It all starts with a prospective client telling me about his or her product, service or brands. Sometimes, the boasts strain the boundaries of believability. (“Our vitamin supplement will help someone lose 10 pounds in one week. But unlike all the other crap on the market claiming they can do this, OUR pill is the one that works!”). And sometimes it’s a brutally honest assessment of current market perception and desired outcome. (“Our power company is disliked by the community because they think we overcharge them for our services. And when there’s a power failure, then they hate us.”)

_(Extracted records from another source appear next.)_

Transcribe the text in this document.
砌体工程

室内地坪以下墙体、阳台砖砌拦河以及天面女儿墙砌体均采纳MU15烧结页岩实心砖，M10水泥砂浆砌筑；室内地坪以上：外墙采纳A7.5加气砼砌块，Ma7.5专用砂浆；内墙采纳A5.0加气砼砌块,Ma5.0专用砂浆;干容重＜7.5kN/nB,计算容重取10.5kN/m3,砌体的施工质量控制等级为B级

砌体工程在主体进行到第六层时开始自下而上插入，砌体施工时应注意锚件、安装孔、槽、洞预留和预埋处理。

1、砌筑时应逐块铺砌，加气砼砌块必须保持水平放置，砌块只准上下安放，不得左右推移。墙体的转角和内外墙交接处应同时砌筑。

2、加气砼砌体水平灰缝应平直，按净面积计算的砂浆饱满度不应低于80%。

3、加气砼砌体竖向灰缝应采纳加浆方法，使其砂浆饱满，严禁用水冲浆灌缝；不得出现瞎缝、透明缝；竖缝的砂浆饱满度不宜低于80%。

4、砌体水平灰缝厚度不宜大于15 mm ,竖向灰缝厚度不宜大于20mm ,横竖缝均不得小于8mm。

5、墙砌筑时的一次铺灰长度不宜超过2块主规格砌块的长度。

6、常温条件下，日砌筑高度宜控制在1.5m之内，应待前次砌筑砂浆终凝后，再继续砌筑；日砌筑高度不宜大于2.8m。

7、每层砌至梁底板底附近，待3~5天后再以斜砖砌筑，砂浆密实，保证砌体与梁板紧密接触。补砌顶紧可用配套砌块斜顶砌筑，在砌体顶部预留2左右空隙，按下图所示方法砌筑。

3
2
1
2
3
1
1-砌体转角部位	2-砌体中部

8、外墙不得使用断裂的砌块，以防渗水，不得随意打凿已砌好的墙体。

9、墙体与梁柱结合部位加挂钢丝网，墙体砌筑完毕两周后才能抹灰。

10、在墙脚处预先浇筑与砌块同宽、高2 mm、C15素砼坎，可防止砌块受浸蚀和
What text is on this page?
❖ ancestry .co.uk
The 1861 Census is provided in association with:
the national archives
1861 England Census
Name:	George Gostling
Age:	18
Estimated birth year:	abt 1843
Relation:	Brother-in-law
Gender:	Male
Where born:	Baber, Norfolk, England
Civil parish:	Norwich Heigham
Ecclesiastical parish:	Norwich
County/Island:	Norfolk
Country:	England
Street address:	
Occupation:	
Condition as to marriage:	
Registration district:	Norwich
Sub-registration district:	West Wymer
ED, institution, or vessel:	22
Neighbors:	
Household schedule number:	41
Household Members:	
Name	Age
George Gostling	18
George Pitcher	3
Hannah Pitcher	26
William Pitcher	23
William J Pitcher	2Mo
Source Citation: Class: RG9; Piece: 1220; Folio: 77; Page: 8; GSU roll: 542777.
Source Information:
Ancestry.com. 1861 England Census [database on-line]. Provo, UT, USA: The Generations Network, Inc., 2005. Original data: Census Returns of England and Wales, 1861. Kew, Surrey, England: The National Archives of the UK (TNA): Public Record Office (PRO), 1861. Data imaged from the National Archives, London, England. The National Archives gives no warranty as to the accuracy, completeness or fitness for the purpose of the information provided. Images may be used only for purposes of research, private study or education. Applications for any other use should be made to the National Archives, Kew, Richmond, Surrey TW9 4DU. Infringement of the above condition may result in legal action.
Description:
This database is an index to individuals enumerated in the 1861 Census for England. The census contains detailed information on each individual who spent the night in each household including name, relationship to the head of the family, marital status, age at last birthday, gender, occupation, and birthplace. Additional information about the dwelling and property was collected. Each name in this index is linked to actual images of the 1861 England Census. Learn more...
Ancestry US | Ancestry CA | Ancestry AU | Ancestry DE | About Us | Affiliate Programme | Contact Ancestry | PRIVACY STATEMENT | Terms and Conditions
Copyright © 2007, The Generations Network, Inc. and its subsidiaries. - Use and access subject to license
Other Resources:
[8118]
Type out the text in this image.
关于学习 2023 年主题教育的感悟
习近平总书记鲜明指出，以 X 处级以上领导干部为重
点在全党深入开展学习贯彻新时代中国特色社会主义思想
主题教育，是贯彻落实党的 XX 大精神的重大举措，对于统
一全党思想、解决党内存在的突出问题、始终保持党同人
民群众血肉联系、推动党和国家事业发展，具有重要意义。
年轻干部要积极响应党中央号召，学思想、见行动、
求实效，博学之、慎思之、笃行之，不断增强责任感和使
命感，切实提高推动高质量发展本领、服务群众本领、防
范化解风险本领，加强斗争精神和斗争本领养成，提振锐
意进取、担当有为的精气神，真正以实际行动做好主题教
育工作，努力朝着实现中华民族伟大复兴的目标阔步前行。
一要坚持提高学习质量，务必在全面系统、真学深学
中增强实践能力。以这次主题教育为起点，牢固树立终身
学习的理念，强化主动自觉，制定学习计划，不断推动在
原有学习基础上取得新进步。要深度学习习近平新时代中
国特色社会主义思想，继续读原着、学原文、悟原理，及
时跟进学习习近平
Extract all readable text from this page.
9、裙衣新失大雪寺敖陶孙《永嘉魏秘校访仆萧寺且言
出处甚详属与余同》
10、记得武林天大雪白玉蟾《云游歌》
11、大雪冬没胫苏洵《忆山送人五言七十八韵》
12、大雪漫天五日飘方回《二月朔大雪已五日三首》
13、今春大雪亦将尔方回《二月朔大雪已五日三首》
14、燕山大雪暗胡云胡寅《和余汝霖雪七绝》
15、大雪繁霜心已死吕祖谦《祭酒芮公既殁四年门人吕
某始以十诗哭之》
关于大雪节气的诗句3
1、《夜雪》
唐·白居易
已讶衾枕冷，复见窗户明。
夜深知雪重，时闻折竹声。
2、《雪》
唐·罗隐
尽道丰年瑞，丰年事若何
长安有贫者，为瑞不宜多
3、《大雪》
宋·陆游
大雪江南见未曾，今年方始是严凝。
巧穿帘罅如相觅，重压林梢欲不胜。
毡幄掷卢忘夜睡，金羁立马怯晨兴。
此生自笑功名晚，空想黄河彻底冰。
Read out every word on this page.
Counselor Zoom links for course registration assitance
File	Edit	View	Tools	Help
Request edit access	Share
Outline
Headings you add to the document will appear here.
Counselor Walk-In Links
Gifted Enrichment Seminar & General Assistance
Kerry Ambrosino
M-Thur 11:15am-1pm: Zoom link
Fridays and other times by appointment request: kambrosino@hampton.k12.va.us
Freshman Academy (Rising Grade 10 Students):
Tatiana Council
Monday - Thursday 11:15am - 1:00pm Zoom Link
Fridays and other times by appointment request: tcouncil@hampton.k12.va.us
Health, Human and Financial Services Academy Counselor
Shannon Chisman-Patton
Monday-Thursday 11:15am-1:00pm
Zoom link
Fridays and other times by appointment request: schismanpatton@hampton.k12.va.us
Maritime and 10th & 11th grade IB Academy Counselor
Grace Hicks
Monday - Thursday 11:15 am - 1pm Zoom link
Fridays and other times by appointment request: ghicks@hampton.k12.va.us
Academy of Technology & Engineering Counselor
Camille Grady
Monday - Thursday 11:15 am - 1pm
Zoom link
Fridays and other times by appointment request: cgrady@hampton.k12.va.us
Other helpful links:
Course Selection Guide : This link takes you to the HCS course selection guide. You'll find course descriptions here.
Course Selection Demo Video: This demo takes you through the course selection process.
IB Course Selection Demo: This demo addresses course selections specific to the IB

As I listen to this information, a controlled, schizophrenic processing tool kicks in, allowing me to listen with many sets of ears:
The marketer in me ponders how to take their message to potential customers
The writer in me auditions the best collage of sound to deliver that message with impact
The lawyer in me argues over what the FTC might think, careful that claims don’t cross the line
The consumer in me fishes for the single most compelling benefit that will inspire action
The skeptic in me debates how to overcome the consumer’s knee-jerk dismissal of any claim that seems too good to be true
All of these voices demand and receive equal time. This is a deliberate rite of review by committee that is best played out by giving all parties all the time they need to voice concerns, opinions and suggestions; mindful that options considered now – before the campaign – are far easier to test with upfront planning on our clock, rather than rushing a panicked copy change partway into the campaign when many factors have already spun beyond our control.
Advertisers would do well to try on these many hats before taking a product to market. Aside from the potential for more powerful creative, operational loopholes can be identified and remedied before the clock starts ticking. And that’s when it gets expensive.